Moreover, Gemini possesses the capability to interpret and respond to the physical environment by analyzing photos or videos captured by the device.

Multimodality Developments

Google is currently engaged in the development of advanced AI agents capable of sophisticated reasoning, planning, and execution of complex tasks with user oversight. These agents are designed to handle various input modalities, such as text, images, audio, and video, expanding their capabilities beyond traditional text-based interactions.

Sundar Pichai, CEO of Google & Alphabet, stated, “The power of Gemini — with multimodality, long context, and agents — brings us closer to our ultimate goal: making AI helpful for everyone.”

A notable addition is the “Ask Photos” feature, which enables users to search their photo libraries using natural language queries.

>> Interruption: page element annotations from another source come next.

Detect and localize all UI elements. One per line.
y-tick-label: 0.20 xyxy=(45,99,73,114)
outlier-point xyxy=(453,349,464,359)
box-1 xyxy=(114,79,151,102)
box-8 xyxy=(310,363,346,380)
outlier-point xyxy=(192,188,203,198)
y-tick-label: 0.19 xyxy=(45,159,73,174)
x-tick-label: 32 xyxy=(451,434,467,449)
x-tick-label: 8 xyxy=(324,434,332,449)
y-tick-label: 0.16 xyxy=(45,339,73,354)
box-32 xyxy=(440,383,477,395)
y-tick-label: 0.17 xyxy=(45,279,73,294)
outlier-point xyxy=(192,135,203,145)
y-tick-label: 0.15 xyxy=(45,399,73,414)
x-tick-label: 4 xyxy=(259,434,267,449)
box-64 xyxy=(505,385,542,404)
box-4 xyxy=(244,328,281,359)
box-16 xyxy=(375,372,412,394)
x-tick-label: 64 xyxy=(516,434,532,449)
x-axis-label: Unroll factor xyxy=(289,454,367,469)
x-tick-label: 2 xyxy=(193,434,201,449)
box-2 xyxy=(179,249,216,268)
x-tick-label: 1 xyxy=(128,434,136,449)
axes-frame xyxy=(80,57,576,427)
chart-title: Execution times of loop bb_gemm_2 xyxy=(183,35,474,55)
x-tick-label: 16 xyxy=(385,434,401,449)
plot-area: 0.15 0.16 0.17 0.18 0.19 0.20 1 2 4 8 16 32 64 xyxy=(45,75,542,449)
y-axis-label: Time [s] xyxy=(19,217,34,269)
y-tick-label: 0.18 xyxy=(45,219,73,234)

Powered by Gemini, this feature leverages contextual understanding, object and facial recognition, and summarization capabilities to provide relevant responses to user inquiries about their photo memories.

Additionally, Google Maps is set to benefit from AI-generated summaries of places and regions, leveraging insights derived from the platform’s extensive mapping data. These summaries aim to provide users with concise and informative overviews, enriching their navigation experiences.